Flowery Branch may scrap the budget-busting bids on a long-awaited sewer plant expansion project and pursue a new option that would involve a redesign.
City Manager Tonya Parrish is proposing an option to hire a “construction manager at risk,” or a contractor who would “work very closely with the city and the city’s engineer” in a new design and construction of the project.
Cost estimates “will be given during the design phase, and the contractor will provide a guaranteed maximum price” when the project is 80% designed, according to a city document.
That price “represents a cost threshold that the construction manager is contractually bound to honor,” according to Indeed, an online jobs site. “Should the project exceed this threshold, the construction manager, not the owner, is financially liable — hence the ‘at risk’ component of (the job title).”

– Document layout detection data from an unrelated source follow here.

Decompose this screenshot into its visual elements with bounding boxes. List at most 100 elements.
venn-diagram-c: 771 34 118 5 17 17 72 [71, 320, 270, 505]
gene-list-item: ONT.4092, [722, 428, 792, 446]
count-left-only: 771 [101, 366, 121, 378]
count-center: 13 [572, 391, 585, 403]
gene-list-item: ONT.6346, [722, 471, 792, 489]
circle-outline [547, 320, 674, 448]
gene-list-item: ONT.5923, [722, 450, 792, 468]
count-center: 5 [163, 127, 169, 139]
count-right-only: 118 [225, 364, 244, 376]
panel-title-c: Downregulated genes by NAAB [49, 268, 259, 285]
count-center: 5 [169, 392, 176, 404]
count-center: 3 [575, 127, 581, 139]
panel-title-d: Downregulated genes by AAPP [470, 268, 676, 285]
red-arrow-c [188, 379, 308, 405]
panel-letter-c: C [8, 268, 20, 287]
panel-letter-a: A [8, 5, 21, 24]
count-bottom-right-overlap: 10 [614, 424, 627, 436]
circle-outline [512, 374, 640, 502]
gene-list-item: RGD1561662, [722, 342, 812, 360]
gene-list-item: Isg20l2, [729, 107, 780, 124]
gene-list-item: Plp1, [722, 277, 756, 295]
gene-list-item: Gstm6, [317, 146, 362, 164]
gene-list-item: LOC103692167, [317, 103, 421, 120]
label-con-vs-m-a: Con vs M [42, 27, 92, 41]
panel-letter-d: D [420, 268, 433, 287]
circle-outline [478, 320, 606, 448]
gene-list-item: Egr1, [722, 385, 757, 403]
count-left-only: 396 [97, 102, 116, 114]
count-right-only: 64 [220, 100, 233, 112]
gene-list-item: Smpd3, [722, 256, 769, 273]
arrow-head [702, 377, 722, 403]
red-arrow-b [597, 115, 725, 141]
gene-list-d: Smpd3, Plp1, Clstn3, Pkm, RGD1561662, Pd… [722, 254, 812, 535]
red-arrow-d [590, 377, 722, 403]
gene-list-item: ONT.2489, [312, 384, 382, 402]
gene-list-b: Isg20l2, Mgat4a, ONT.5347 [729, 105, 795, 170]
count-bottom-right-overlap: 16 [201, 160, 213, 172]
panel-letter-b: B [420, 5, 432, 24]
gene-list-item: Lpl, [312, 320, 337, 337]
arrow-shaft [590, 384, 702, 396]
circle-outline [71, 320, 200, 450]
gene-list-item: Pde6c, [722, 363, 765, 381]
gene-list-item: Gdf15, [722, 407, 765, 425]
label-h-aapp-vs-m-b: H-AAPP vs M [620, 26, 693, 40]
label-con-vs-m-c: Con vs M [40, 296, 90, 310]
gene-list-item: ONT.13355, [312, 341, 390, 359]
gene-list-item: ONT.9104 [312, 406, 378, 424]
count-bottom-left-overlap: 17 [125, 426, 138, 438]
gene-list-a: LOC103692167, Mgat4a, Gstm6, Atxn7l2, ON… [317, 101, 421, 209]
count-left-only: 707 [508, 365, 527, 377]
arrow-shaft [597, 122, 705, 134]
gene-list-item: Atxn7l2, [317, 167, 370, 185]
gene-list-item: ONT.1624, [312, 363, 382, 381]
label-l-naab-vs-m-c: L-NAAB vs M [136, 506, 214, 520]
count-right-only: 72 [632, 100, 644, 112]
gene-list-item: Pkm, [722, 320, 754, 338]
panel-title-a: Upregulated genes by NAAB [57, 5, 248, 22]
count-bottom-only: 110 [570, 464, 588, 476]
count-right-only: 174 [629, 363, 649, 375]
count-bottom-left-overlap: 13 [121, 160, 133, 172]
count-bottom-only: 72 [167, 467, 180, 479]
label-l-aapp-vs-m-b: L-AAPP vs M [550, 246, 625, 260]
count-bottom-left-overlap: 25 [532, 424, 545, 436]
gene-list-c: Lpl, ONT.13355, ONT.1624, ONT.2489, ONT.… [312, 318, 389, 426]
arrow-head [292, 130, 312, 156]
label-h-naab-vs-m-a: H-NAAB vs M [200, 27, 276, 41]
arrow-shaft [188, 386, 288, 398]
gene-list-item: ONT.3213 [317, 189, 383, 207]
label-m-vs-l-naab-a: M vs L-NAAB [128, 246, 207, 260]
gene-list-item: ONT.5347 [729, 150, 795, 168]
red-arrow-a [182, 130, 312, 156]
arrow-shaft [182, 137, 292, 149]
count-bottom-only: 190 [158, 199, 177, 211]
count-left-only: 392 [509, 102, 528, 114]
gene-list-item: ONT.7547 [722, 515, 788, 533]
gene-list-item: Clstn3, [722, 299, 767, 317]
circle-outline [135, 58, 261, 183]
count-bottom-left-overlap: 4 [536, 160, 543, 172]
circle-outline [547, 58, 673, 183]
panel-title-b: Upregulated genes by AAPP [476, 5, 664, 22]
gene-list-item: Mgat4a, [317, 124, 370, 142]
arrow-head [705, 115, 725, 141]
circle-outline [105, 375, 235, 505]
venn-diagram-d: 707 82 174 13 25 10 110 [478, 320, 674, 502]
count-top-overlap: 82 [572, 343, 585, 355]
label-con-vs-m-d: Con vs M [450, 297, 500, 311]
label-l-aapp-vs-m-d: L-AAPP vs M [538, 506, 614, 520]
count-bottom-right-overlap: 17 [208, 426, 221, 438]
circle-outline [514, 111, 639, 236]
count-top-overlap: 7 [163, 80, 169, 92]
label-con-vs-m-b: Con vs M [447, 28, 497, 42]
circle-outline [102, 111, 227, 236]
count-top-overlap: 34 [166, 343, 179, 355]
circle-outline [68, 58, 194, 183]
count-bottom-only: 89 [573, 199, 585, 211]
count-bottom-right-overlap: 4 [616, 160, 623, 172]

The option is set to be presented to Flowery Branch City Council at its meeting at 6 p.m. Thursday, Dec. 15.
Flowery Branch has been working since August to try to figure out next steps after learning that the lowest bid for the project was $52 million. The city, with a $23.3 budget, has a huge funding gap.
“I was floored,” Mayor Ed Asbridge said at the time.

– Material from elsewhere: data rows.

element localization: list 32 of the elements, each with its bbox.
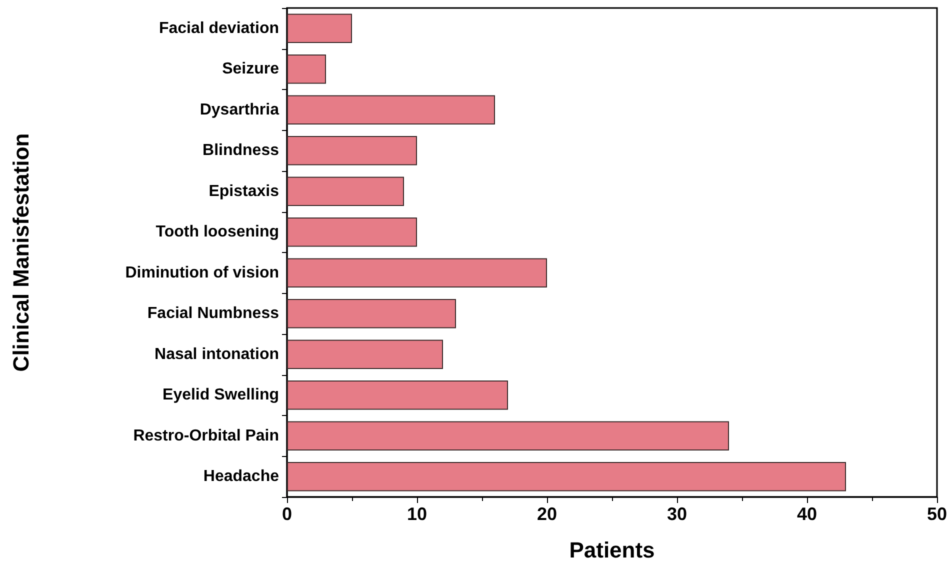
bar <box>287 95 495 125</box>
x-tick-label: 0 <box>282 504 292 524</box>
y-tick-label: Diminution of vision <box>125 264 279 282</box>
x-axis-title: Patients <box>569 538 655 562</box>
bar <box>287 340 443 370</box>
y-axis-title: Clinical Manisfestation <box>8 133 34 372</box>
bar <box>287 217 417 247</box>
y-tick-label: Eyelid Swelling <box>162 386 279 404</box>
bar <box>287 298 456 328</box>
bar <box>287 176 404 206</box>
y-tick-label: Nasal intonation <box>154 346 279 363</box>
x-tick-label: 50 <box>926 504 948 524</box>
bar <box>287 462 846 492</box>
bar <box>287 380 508 410</box>
bar <box>287 54 326 84</box>
y-tick-label: Headache <box>203 468 280 486</box>
bar <box>287 258 547 288</box>
y-tick-label: Epistaxis <box>208 182 280 200</box>
x-tick-label: 40 <box>796 504 818 524</box>
bar <box>287 136 417 166</box>
bar <box>287 14 352 44</box>
x-tick-label: 10 <box>406 504 428 524</box>
y-tick-label: Seizure <box>222 60 280 78</box>
y-tick-label: Dysarthria <box>200 101 280 118</box>
x-tick-label: 30 <box>666 504 688 524</box>
y-tick-label: Facial Numbness <box>147 305 280 322</box>
y-tick-label: Facial deviation <box>158 20 279 37</box>
y-tick-label: Blindness <box>202 142 280 160</box>
y-tick-label: Tooth loosening <box>156 224 279 241</box>
x-tick-label: 20 <box>536 504 558 524</box>
y-tick-label: Restro-Orbital Pain <box>133 427 279 444</box>
bar <box>287 421 729 451</box>
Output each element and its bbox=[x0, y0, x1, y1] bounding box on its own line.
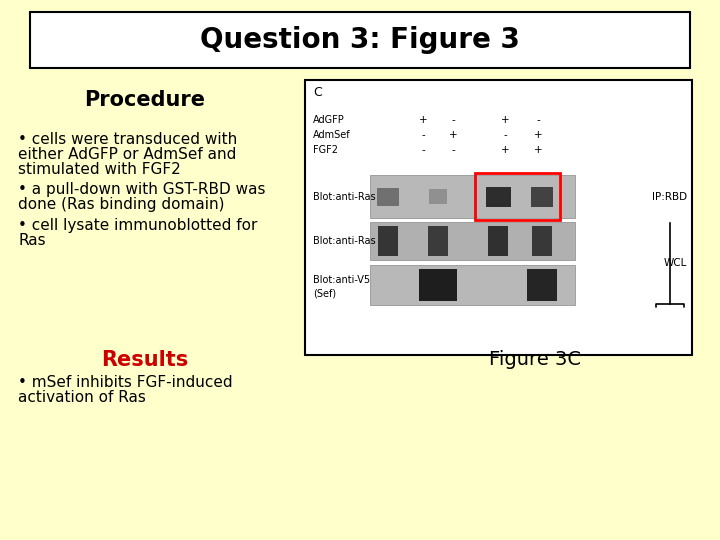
Bar bbox=[488, 226, 508, 256]
Text: AdmSef: AdmSef bbox=[313, 130, 351, 140]
Bar bbox=[419, 269, 457, 301]
Bar bbox=[532, 226, 552, 256]
Text: -: - bbox=[503, 130, 507, 140]
Text: +: + bbox=[500, 145, 509, 155]
Text: +: + bbox=[419, 115, 427, 125]
Text: activation of Ras: activation of Ras bbox=[18, 390, 146, 405]
Bar bbox=[531, 186, 553, 206]
Bar bbox=[527, 269, 557, 301]
Bar bbox=[305, 80, 692, 355]
Text: • a pull-down with GST-RBD was: • a pull-down with GST-RBD was bbox=[18, 182, 266, 197]
Bar bbox=[475, 173, 560, 220]
Text: Results: Results bbox=[102, 350, 189, 370]
Text: +: + bbox=[534, 130, 542, 140]
Text: Blot:anti-Ras: Blot:anti-Ras bbox=[313, 192, 376, 201]
Bar bbox=[377, 187, 399, 206]
Text: -: - bbox=[451, 115, 455, 125]
Bar bbox=[428, 226, 448, 256]
Text: WCL: WCL bbox=[664, 259, 687, 268]
Bar bbox=[429, 189, 447, 204]
Text: either AdGFP or AdmSef and: either AdGFP or AdmSef and bbox=[18, 147, 236, 162]
Text: -: - bbox=[421, 130, 425, 140]
Text: FGF2: FGF2 bbox=[313, 145, 338, 155]
Text: Figure 3C: Figure 3C bbox=[489, 350, 581, 369]
Text: Question 3: Figure 3: Question 3: Figure 3 bbox=[200, 26, 520, 54]
Text: Procedure: Procedure bbox=[84, 90, 205, 110]
Bar bbox=[370, 265, 575, 305]
Text: done (Ras binding domain): done (Ras binding domain) bbox=[18, 197, 225, 212]
Bar bbox=[370, 222, 575, 260]
Text: -: - bbox=[421, 145, 425, 155]
Text: Blot:anti-Ras: Blot:anti-Ras bbox=[313, 236, 376, 246]
Bar bbox=[370, 175, 575, 218]
Text: +: + bbox=[449, 130, 457, 140]
Text: +: + bbox=[500, 115, 509, 125]
Text: Ras: Ras bbox=[18, 233, 45, 248]
Text: • cell lysate immunoblotted for: • cell lysate immunoblotted for bbox=[18, 218, 257, 233]
Text: -: - bbox=[451, 145, 455, 155]
Text: IP:RBD: IP:RBD bbox=[652, 192, 687, 201]
Text: +: + bbox=[534, 145, 542, 155]
Bar bbox=[485, 186, 510, 206]
Text: -: - bbox=[536, 115, 540, 125]
Bar bbox=[30, 12, 690, 68]
Text: AdGFP: AdGFP bbox=[313, 115, 345, 125]
Text: C: C bbox=[313, 86, 322, 99]
Bar bbox=[378, 226, 398, 256]
Text: Blot:anti-V5: Blot:anti-V5 bbox=[313, 275, 370, 285]
Text: (Sef): (Sef) bbox=[313, 288, 336, 298]
Text: • mSef inhibits FGF-induced: • mSef inhibits FGF-induced bbox=[18, 375, 233, 390]
Text: • cells were transduced with: • cells were transduced with bbox=[18, 132, 238, 147]
Text: stimulated with FGF2: stimulated with FGF2 bbox=[18, 162, 181, 177]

The council directed city officials in August to stop accepting sewer applications until the future becomes clearer. “We have to slow this train, to be able to take a breath for a moment and get this figured out,” Parrish said.

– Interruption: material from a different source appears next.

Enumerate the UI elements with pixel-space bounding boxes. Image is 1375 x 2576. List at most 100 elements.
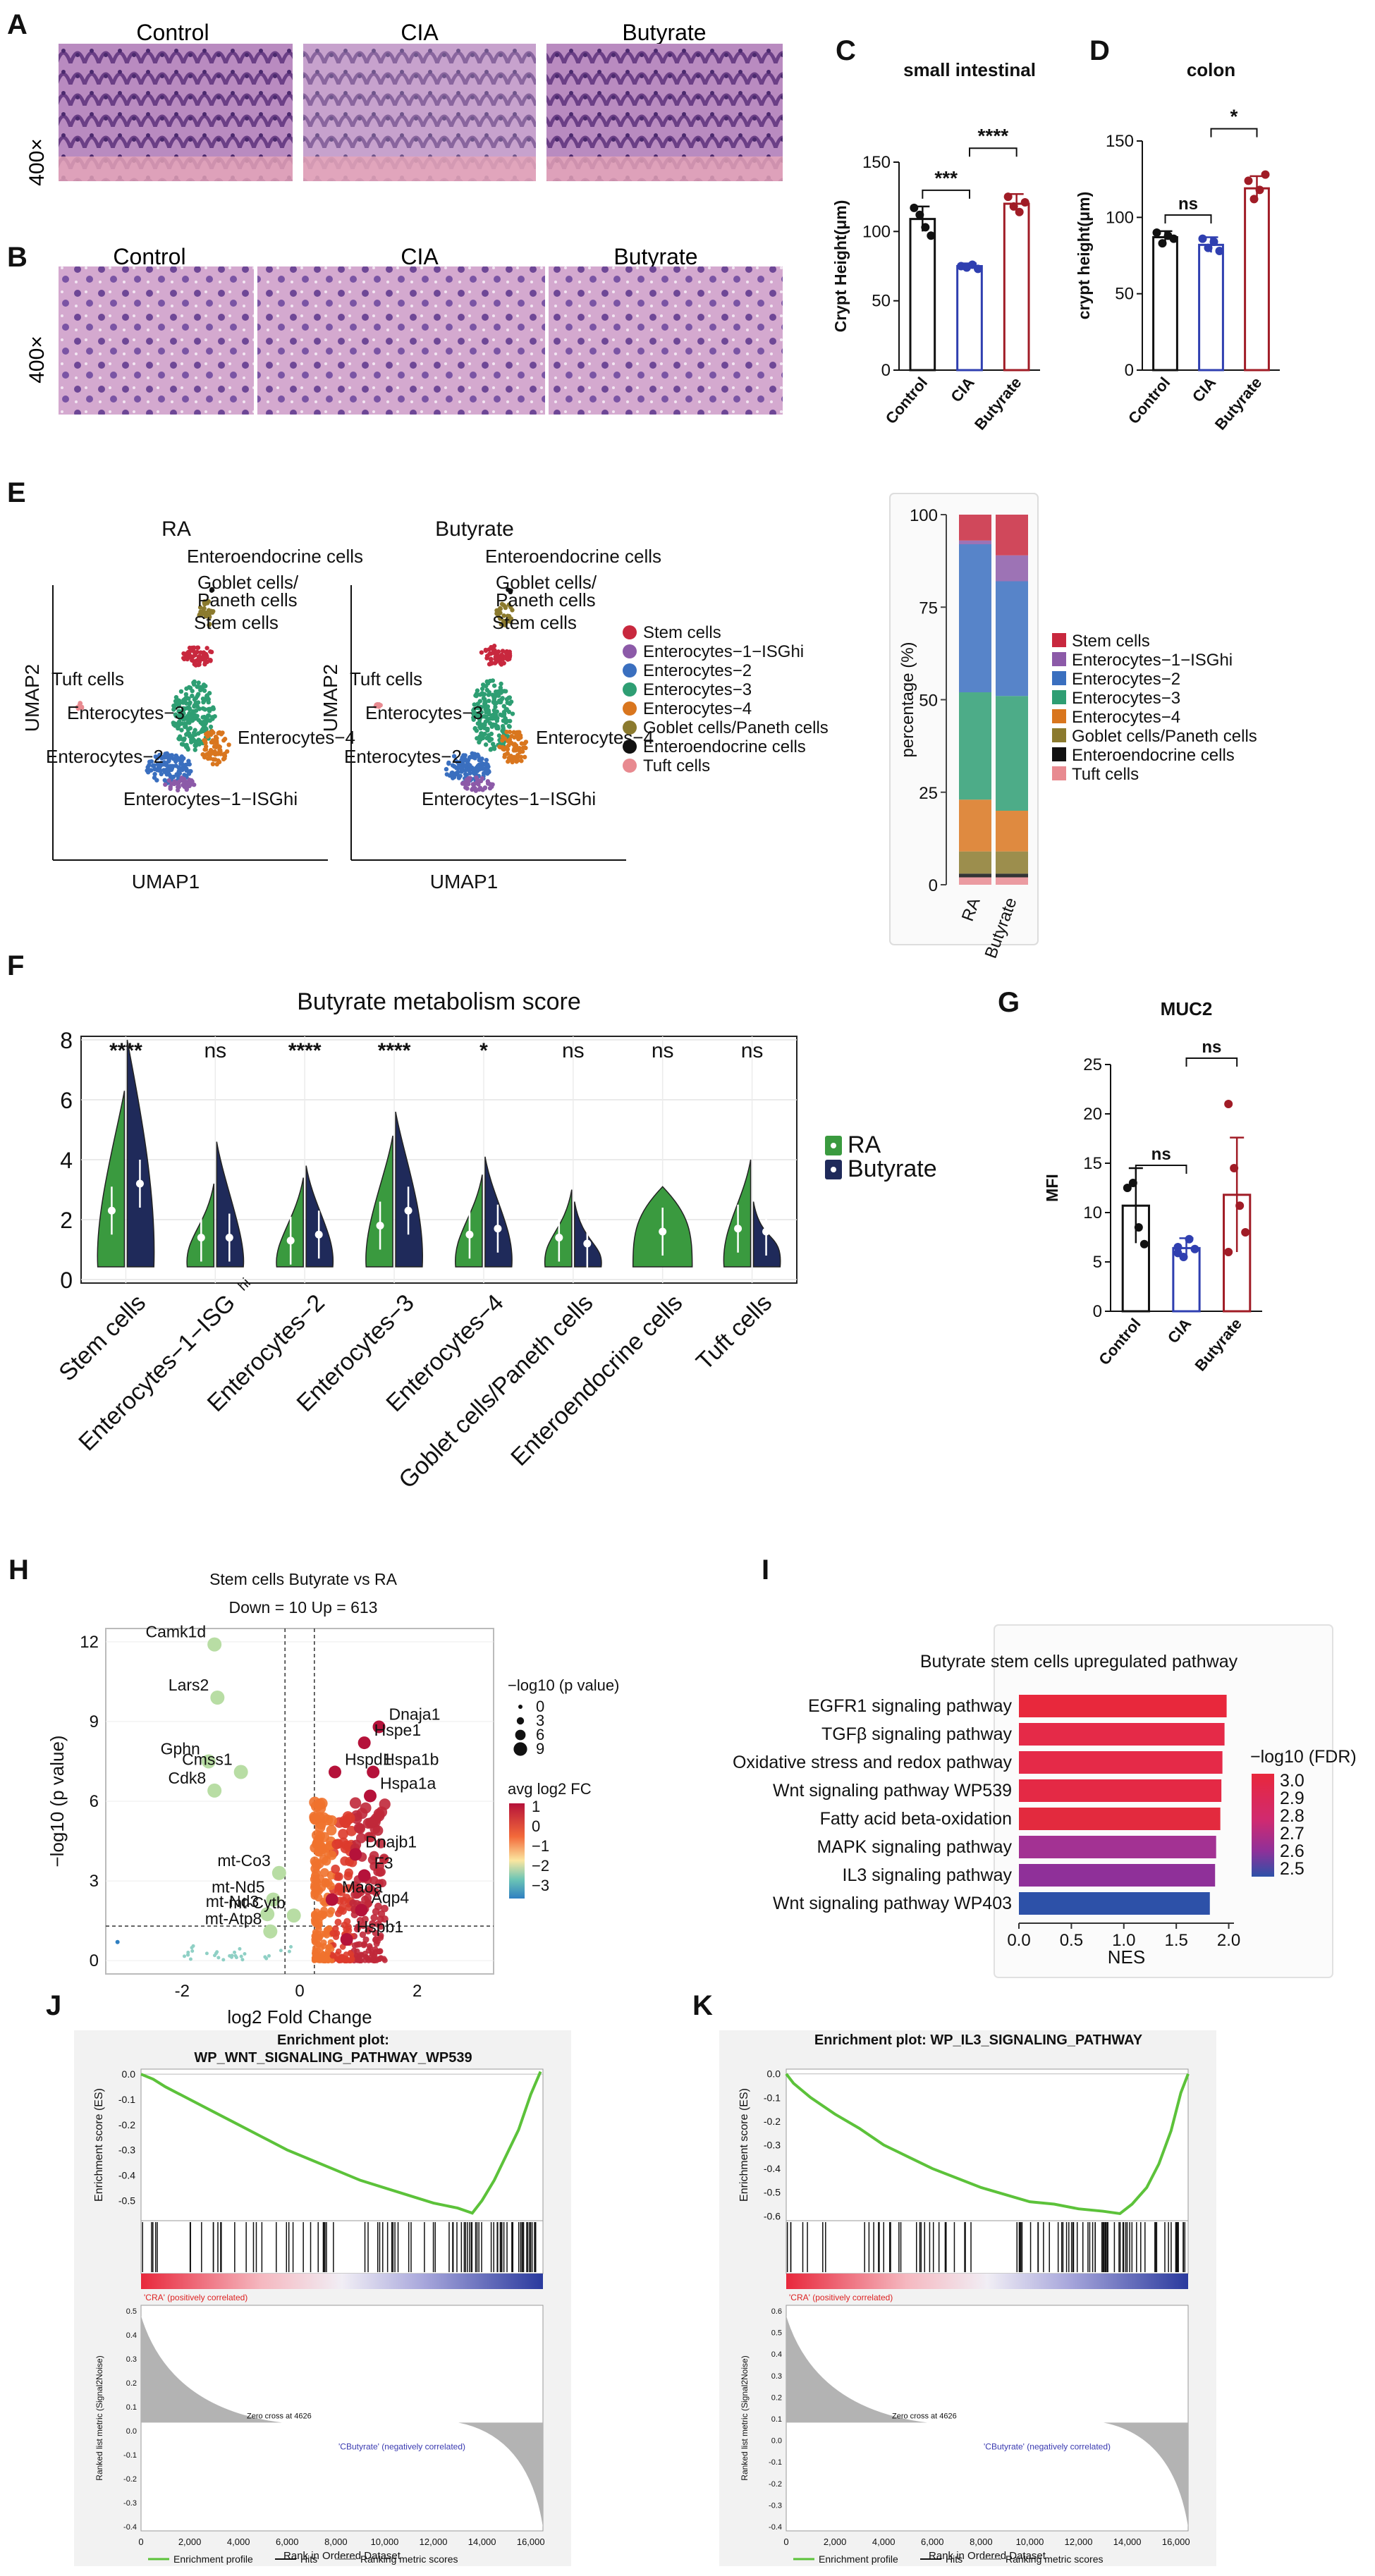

Flowery Branch is growing fast, with development taking place across the city. The council has been served a steady diet of projects to consider in recent years, including large residential ones.
“For the most part, over the last two to three years, most of the (residential) growth has been high-density,” Trey Gavin, an engineer working with the city on the sewer project, told the council in August. “We’re seeing a lot of townhomes built, we’re seeing a lot of apartment complexes, and this puts more of a strain on our wastewater system.”
As for the higher project costs, he said, “We are seeing increases in costs for all materials and all equipment. Labor increases are staggering.”
Flowery Branch City Council
What: Possible vote on future of Flowery Branch sewer plant expansion project
When: 6 p.m. Thursday, Dec. 15
Where: Flowery Branch City Hall, 5410 W. Pine St.